The Chinese ride-hailing giant said in a regulatory filing this week that it is cooperating with the investigation by the US Securities and Exchange Commission about its share offering, “subject to strict compliance with applicable [Chinese] laws and regulations.”
“We cannot predict the timing, outcome or consequences of such an investigation,” the company added.
Didi didn’t respond to a request for comment. A spokesperson for the SEC said it does not comment on “the existence or nonexistence of a possible investigation.”
Didi launched a much-anticipated $4.4 billion initial public offering on the New York Stock Exchange on June 30, 2021, the biggest US share offering by a Chinese firm since Alibaba’s blockbuster debut in 2014.

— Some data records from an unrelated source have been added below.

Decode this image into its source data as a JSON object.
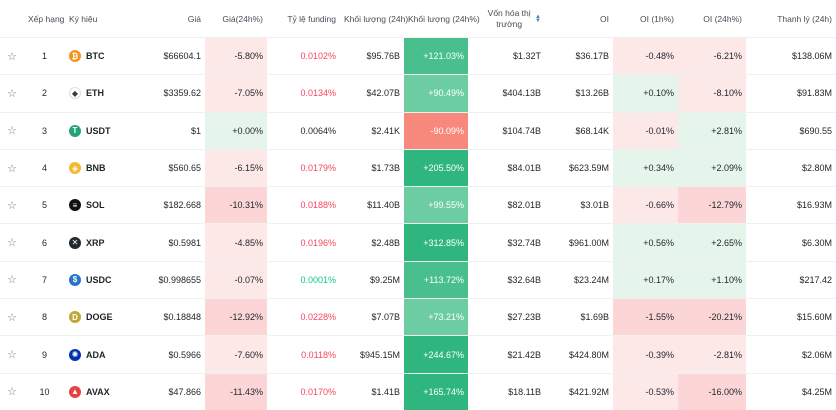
{
  "headers": {
    "rank": "Xếp hạng",
    "symbol": "Ký hiệu",
    "price": "Giá",
    "change24h": "Giá(24h%)",
    "funding": "Tỷ lệ funding",
    "volume": "Khối lượng (24h)",
    "volume_pct": "Khối lượng (24h%)",
    "mcap_line1": "Vốn hóa thị",
    "mcap_line2": "trường",
    "oi": "OI",
    "oi1h": "OI (1h%)",
    "oi24h": "OI (24h%)",
    "liq": "Thanh lý (24h)"
  },
  "rows": [
    {
      "rank": "1",
      "symbol": "BTC",
      "icon": "bitcoin-icon",
      "icon_color": "#f7931a",
      "glyph": "₿",
      "price": "$66604.1",
      "change": "-5.80%",
      "funding": "0.0102%",
      "volume": "$95.76B",
      "volume_pct": "+121.03%",
      "mcap": "$1.32T",
      "oi": "$36.17B",
      "oi1h": "-0.48%",
      "oi24h": "-6.21%",
      "liq": "$138.06M"
    },
    {
      "rank": "2",
      "symbol": "ETH",
      "icon": "ethereum-icon",
      "icon_color": "#ffffff",
      "glyph": "◆",
      "price": "$3359.62",
      "change": "-7.05%",
      "funding": "0.0134%",
      "volume": "$42.07B",
      "volume_pct": "+90.49%",
      "mcap": "$404.13B",
      "oi": "$13.26B",
      "oi1h": "+0.10%",
      "oi24h": "-8.10%",
      "liq": "$91.83M"
    },
    {
      "rank": "3",
      "symbol": "USDT",
      "icon": "tether-icon",
      "icon_color": "#26a17b",
      "glyph": "T",
      "price": "$1",
      "change": "+0.00%",
      "funding": "0.0064%",
      "volume": "$2.41K",
      "volume_pct": "-90.09%",
      "mcap": "$104.74B",
      "oi": "$68.14K",
      "oi1h": "-0.01%",
      "oi24h": "+2.81%",
      "liq": "$690.55"
    },
    {
      "rank": "4",
      "symbol": "BNB",
      "icon": "bnb-icon",
      "icon_color": "#f3ba2f",
      "glyph": "◈",
      "price": "$560.65",
      "change": "-6.15%",
      "funding": "0.0179%",
      "volume": "$1.73B",
      "volume_pct": "+205.50%",
      "mcap": "$84.01B",
      "oi": "$623.59M",
      "oi1h": "+0.34%",
      "oi24h": "+2.09%",
      "liq": "$2.80M"
    },
    {
      "rank": "5",
      "symbol": "SOL",
      "icon": "solana-icon",
      "icon_color": "#111111",
      "glyph": "≡",
      "price": "$182.668",
      "change": "-10.31%",
      "funding": "0.0188%",
      "volume": "$11.40B",
      "volume_pct": "+99.55%",
      "mcap": "$82.01B",
      "oi": "$3.01B",
      "oi1h": "-0.66%",
      "oi24h": "-12.79%",
      "liq": "$16.93M"
    },
    {
      "rank": "6",
      "symbol": "XRP",
      "icon": "xrp-icon",
      "icon_color": "#23292f",
      "glyph": "✕",
      "price": "$0.5981",
      "change": "-4.85%",
      "funding": "0.0196%",
      "volume": "$2.48B",
      "volume_pct": "+312.85%",
      "mcap": "$32.74B",
      "oi": "$961.00M",
      "oi1h": "+0.56%",
      "oi24h": "+2.65%",
      "liq": "$6.30M"
    },
    {
      "rank": "7",
      "symbol": "USDC",
      "icon": "usdc-icon",
      "icon_color": "#2775ca",
      "glyph": "$",
      "price": "$0.998655",
      "change": "-0.07%",
      "funding": "0.0001%",
      "volume": "$9.25M",
      "volume_pct": "+113.72%",
      "mcap": "$32.64B",
      "oi": "$23.24M",
      "oi1h": "+0.17%",
      "oi24h": "+1.10%",
      "liq": "$217.42"
    },
    {
      "rank": "8",
      "symbol": "DOGE",
      "icon": "dogecoin-icon",
      "icon_color": "#c2a633",
      "glyph": "D",
      "price": "$0.18848",
      "change": "-12.92%",
      "funding": "0.0228%",
      "volume": "$7.07B",
      "volume_pct": "+73.21%",
      "mcap": "$27.23B",
      "oi": "$1.69B",
      "oi1h": "-1.55%",
      "oi24h": "-20.21%",
      "liq": "$15.60M"
    },
    {
      "rank": "9",
      "symbol": "ADA",
      "icon": "cardano-icon",
      "icon_color": "#0033ad",
      "glyph": "✺",
      "price": "$0.5966",
      "change": "-7.60%",
      "funding": "0.0118%",
      "volume": "$945.15M",
      "volume_pct": "+244.67%",
      "mcap": "$21.42B",
      "oi": "$424.80M",
      "oi1h": "-0.39%",
      "oi24h": "-2.81%",
      "liq": "$2.06M"
    },
    {
      "rank": "10",
      "symbol": "AVAX",
      "icon": "avalanche-icon",
      "icon_color": "#e84142",
      "glyph": "▲",
      "price": "$47.866",
      "change": "-11.43%",
      "funding": "0.0170%",
      "volume": "$1.41B",
      "volume_pct": "+165.74%",
      "mcap": "$18.11B",
      "oi": "$421.92M",
      "oi1h": "-0.53%",
      "oi24h": "-16.00%",
      "liq": "$4.25M"
    }
  ]
}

But days later, the Chinese government banned Didi from app stores in the country and launched an investigation into its handling of customer data. Authorities from the powerful Cyberspace Administration of China accused Didi of breaking privacy laws and posing cybersecurity risks. Their actions were also widely seen as punishment for the company’s decision to go public overseas instead of in China.
The drama was bad news for investors: Didi’s shares crashed almost 20% on the first trading day after the ban.
Since then, US regulators have taken a more cautious approach towards Chinese IPOs: In July, the SEC told its staff to ask for more disclosures from Chinese companies seeking to go public in the United States before it approves any plans for them to sell shares.
The regulatory crackdown hit Didi’s domestic business. The company reported a $4.7 billion loss for the third quarter of 2021. Its revenue dropped 1.7% from the same period a year earlier.
Under pressure from Chinese regulators, Didi announced in December that it would start the process of delisting from the NYSE and pivot to Hong Kong.
The company will hold a shareholder meeting on May 23 in Beijing to vote on the delisting plan, it said in a statement late last month.
Shares of Didi have lost 86% of their value since its IPO last June.
— Paul R. La Monica contributed to this report.